These 15 roadside attractions are perfect for kids who love sports, superheroes, space travel and more. These road trip stops also offer a little extra, with museums, theme parks and other nearby attractions.


Eartha - Yarmouth, Mass.

Just inside the DeLorme Map Company's glass-enclosed lobby stands Eartha, a 41-foot-tall rotating globe. Designed as a three-dimensional scale model with mountains and landforms, it revolves at 23.5 degrees, just as the earth does, on a cantilever arm. For an eye-level view of the northern hemisphere, head up to the second and third floor observation balconies. The gift shop carries an extensive selection of travel toys, globes, atlases and maps. Add another oversized roadside attraction to your itinerary in neighboring Freeport, and see the 17-foot boot in front of the L.L. Bean Factory Store.

Hood Milk Bottle - Boston

With endearing vintage appeal, this 40-foot milk bottle serves as both a road trip stop and snack stand outside the Boston Children's Museum. Weighing 15,000 pounds, the bottle was one of America's first fast-food drive-in restaurants when it was built in 1934. From April through October, you still order lunch and ice cream at the window. Inside the Children"s Museum, the family-focused exhibits and programs center around science, culture, environmental awareness, health and fitness, and the arts.

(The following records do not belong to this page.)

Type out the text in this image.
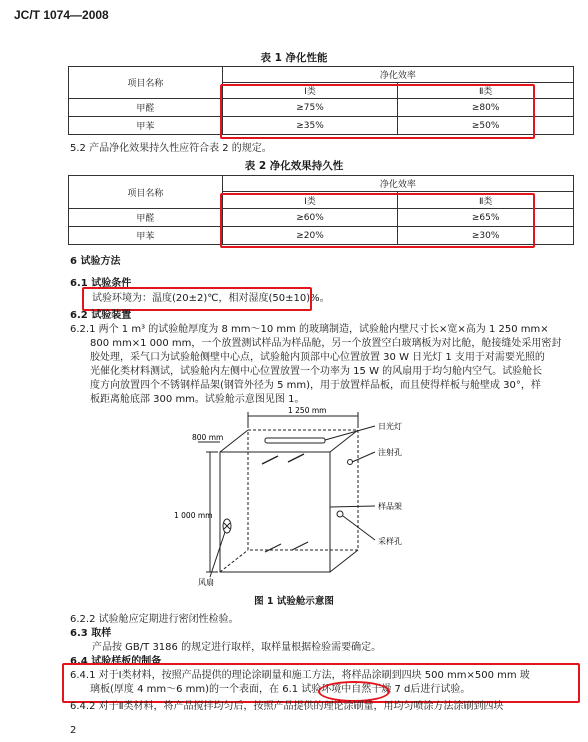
JC/T 1074—2008
表 1 净化性能
项目名称	净化效率	
	Ⅰ类	Ⅱ类
甲醛	≥75%	≥80%
甲苯	≥35%	≥50%
5.2 产品净化效果持久性应符合表 2 的规定。
表 2 净化效果持久性
项目名称	净化效率	
	Ⅰ类	Ⅱ类
甲醛	≥60%	≥65%
甲苯	≥20%	≥30%
6 试验方法
6.1 试验条件
试验环境为：温度(20±2)℃，相对湿度(50±10)%。
6.2 试验装置
6.2.1 两个 1 m³ 的试验舱厚度为 8 mm～10 mm 的玻璃制造，试验舱内壁尺寸长×宽×高为 1 250 mm×
800 mm×1 000 mm，一个放置测试样品为样品舱，另一个放置空白玻璃板为对比舱，舱接缝处采用密封
胶处理，采气口为试验舱侧壁中心点，试验舱内顶部中心位置放置 30 W 日光灯 1 支用于对需要光照的
光催化类材料测试，试验舱内左侧中心位置放置一个功率为 15 W 的风扇用于均匀舱内空气。试验舱长
度方向放置四个不锈钢样品架(钢管外径为 5 mm)，用于放置样品板，而且使得样板与舱壁成 30°，样
板距离舱底部 300 mm。试验舱示意图见图 1。
1 250 mm
800 mm
1 000 mm
日光灯
注射孔
样品架
采样孔
风扇
图 1 试验舱示意图
6.2.2 试验舱应定期进行密闭性检验。
6.3 取样
产品按 GB/T 3186 的规定进行取样，取样量根据检验需要确定。
6.4 试验样板的制备
6.4.1 对于Ⅰ类材料，按照产品提供的理论涂刷量和施工方法，将样品涂刷到四块 500 mm×500 mm 玻
璃板(厚度 4 mm～6 mm)的一个表面，在 6.1 试验环境中自然干燥 7 d后进行试验。
6.4.2 对于Ⅱ类材料，将产品搅拌均匀后，按照产品提供的理论涂刷量，用均匀喷涂方法涂刷到四块
2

Chomsky the Garden Gnome - Kerhonkson, N.Y.

Chomsky is the jolly, bearded fellow who welcomes you to Kelder's Farm in the Hudson River Valley. He's also a garden gnome, and he's 13 feet, 6 inches tall. Formerly the titleholder of World's Largest Garden Gnome, Chomsky is nicknamed Gnome on the Range, because he stands over the miniature Homegrown Mini-Golf course, with its unique agricultural theme. Kelder's Farm also offers a playground and petting zoo. In season, you can pick your own fruit or pumpkins, walk through a corn maze and take a hayride.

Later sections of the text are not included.